Saying Yes to Atomic Mess

Starting at age 4, Phinny was released into the wilds of self-styling.  We never mandated what she wore before that, we just provided her with comfortable clothes and she didn't object.  When we officially gave up the reins, she embraced the task with gusto.

She wears some seriously jacked up ensembles.  In public.  Like this one- that's a princess crown on top, flipped back for a better view of the random muslin hankerchief tucked into the front.  Fashion glasses, dress on backward, etc.  

She wore this all day, even kept the glasses on while we perused the planetarium.  I think you will agree that she is TOTALLY BADASS.  People were staring of course.  Smiling, giggling, admiring.  She did not care a whit.  She did not care that she was repeatedly massacring the word "Physicist" as she announced to me over and over her desire to be a "nurse physisisitht".

That opportunity was brought to her by the simple power of the word 'yes'.

I am making it my practice to saying 'yes' to everything short of "Mama, can I play with food coloring on your bed?"

"Can I take 3 stuffed animals, extra shoes and this gigantic and cumbersome book with us into the car?"

"Can Nora come over?"

"Can I have hot chocolate?"

"Can we watch Dora?"

I do a draw a line.  Anything that might cause me brain injury, such as letting them play that horrible, horrible Tolo trumpet for more than 5 minutes for example, is off limits.  For the sake of my sanity.

But the experiment of saying 'yes' before my inner scaredy-cat of mess and inconvenience has a chance to revolt is producing really excellent results.  I realized that there is a unique opportunity here.  Life becomes harder, but it becomes happier.   When the babies are happy, I am happy.  I don't know why it took so long to realize that wiping up a spilled mess after a science experiment is infinitely easier on my psyche than calf-roping a screaming toddler.  Also, if I participate in the mess-making, I actually have fun.

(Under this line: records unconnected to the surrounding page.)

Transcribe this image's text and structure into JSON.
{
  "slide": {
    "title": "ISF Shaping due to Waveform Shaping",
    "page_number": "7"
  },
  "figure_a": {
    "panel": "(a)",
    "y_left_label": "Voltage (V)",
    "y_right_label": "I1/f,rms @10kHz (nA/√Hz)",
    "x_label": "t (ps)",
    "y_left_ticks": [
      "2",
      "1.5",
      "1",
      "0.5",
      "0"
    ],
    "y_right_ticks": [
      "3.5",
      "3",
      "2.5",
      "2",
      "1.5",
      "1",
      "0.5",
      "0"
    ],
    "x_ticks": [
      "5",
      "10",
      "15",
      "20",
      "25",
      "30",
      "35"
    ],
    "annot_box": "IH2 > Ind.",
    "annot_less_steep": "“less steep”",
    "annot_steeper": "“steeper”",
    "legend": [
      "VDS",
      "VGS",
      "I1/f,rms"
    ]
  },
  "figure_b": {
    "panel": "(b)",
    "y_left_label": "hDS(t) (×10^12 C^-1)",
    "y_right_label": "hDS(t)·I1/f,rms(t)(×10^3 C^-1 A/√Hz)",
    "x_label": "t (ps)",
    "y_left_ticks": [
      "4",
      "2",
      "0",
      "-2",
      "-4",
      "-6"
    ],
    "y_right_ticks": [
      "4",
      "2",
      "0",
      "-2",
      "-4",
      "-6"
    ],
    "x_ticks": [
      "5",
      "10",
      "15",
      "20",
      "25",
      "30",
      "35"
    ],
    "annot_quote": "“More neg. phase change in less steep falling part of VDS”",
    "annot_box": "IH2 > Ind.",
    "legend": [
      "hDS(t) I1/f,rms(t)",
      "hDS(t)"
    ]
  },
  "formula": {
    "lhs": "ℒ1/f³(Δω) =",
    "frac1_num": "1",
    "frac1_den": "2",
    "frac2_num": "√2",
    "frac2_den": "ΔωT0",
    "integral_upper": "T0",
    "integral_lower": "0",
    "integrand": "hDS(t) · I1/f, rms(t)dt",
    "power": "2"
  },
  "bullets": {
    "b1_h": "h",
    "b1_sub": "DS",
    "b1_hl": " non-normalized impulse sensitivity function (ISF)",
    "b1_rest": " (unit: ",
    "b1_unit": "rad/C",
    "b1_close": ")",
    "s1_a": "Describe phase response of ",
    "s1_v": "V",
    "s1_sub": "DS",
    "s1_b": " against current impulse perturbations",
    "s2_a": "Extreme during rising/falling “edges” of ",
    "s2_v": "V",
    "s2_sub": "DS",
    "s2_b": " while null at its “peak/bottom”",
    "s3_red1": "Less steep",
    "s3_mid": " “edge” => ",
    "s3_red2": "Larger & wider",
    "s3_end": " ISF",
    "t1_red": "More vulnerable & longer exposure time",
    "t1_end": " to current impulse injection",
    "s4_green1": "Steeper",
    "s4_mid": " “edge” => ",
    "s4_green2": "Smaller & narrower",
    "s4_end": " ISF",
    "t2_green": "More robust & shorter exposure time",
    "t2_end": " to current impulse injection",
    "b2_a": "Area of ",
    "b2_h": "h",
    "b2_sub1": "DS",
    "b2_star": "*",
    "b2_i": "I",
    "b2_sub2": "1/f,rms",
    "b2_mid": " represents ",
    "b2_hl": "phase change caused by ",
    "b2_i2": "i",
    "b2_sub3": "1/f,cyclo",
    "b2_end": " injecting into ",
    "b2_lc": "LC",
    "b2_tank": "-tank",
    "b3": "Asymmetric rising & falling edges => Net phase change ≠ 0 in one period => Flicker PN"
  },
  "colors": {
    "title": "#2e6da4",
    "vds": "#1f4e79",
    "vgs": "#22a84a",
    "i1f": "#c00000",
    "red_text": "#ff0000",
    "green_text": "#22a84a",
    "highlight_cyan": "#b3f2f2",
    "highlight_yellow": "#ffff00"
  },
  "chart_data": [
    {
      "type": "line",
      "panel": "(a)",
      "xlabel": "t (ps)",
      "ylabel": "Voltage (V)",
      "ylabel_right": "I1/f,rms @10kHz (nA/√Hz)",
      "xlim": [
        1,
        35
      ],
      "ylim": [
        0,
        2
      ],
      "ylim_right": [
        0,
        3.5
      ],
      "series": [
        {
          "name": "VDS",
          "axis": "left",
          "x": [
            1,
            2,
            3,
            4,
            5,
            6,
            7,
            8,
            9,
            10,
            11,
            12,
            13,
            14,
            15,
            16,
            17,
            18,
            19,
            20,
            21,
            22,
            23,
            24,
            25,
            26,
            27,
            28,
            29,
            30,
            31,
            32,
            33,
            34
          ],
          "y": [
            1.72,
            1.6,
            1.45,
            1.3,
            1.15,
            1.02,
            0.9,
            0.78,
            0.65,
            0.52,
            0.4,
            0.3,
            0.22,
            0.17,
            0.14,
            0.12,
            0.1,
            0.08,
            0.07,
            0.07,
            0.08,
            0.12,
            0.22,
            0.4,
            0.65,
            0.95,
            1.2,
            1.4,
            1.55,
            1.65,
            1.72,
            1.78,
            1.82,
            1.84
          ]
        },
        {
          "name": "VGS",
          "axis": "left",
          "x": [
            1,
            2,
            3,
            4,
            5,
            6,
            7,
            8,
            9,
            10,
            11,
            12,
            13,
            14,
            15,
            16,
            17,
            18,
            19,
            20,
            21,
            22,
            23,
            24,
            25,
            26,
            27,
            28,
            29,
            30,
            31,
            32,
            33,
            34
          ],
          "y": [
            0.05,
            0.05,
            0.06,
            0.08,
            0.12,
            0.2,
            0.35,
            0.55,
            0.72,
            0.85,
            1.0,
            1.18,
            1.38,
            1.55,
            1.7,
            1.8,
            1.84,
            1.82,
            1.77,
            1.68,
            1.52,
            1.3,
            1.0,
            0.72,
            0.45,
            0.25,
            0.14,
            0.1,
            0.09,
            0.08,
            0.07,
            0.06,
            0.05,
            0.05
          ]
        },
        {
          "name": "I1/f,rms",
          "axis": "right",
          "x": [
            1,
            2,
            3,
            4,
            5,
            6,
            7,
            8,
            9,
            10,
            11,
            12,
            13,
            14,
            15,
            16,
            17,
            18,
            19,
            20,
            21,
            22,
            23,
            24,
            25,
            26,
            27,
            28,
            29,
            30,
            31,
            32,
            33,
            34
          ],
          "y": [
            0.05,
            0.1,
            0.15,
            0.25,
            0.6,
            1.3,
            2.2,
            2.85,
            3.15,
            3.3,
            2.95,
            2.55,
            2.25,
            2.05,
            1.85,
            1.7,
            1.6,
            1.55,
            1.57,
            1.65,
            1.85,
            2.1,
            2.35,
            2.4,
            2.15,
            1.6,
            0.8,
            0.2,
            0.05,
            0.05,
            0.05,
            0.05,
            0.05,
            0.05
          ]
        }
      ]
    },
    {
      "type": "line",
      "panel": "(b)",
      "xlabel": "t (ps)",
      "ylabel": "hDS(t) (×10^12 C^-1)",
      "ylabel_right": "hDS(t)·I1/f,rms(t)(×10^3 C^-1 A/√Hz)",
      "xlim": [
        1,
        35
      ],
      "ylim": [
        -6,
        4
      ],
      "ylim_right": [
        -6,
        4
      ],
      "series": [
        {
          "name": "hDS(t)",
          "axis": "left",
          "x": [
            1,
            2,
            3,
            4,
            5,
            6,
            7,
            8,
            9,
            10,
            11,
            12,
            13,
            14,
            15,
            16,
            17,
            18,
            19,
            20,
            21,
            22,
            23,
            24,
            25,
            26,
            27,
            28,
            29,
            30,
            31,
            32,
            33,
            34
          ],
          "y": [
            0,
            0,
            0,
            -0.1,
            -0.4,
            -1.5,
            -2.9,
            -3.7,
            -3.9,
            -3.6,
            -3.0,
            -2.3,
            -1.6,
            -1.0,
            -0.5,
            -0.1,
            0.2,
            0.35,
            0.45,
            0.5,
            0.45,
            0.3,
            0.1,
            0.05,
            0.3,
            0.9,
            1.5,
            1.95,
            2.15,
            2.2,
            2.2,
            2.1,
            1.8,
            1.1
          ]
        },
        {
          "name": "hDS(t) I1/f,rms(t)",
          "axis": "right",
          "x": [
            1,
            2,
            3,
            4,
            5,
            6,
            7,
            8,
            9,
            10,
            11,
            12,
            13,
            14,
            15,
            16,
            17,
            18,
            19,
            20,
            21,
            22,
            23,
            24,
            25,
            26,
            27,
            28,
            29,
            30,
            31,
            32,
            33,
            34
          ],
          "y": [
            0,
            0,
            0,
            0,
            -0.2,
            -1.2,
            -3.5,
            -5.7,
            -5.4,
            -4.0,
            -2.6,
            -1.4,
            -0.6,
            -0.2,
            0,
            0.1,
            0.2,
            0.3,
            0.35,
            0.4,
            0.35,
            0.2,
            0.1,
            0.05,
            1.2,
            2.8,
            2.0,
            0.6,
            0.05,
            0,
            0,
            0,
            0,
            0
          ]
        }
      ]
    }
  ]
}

These little moments- where I struggle out to the garage trying to carry Griff with an armload of what I see as completely unnecessary crap- bring a lot of happiness to these tiny people.  Afterall, they have a whole kids life with that menagerie of stuffed animals.  Just because I don't, doesn't mean they aren't important.

So I'm going to keep up this experiment.   Because I don't want a house where I'm the Dictator.  I want a house that is full of fun.  Comfort.  Excitement.

Also: the world would benefit from more four year-olds wearing tutus on their head in Target, don't you think?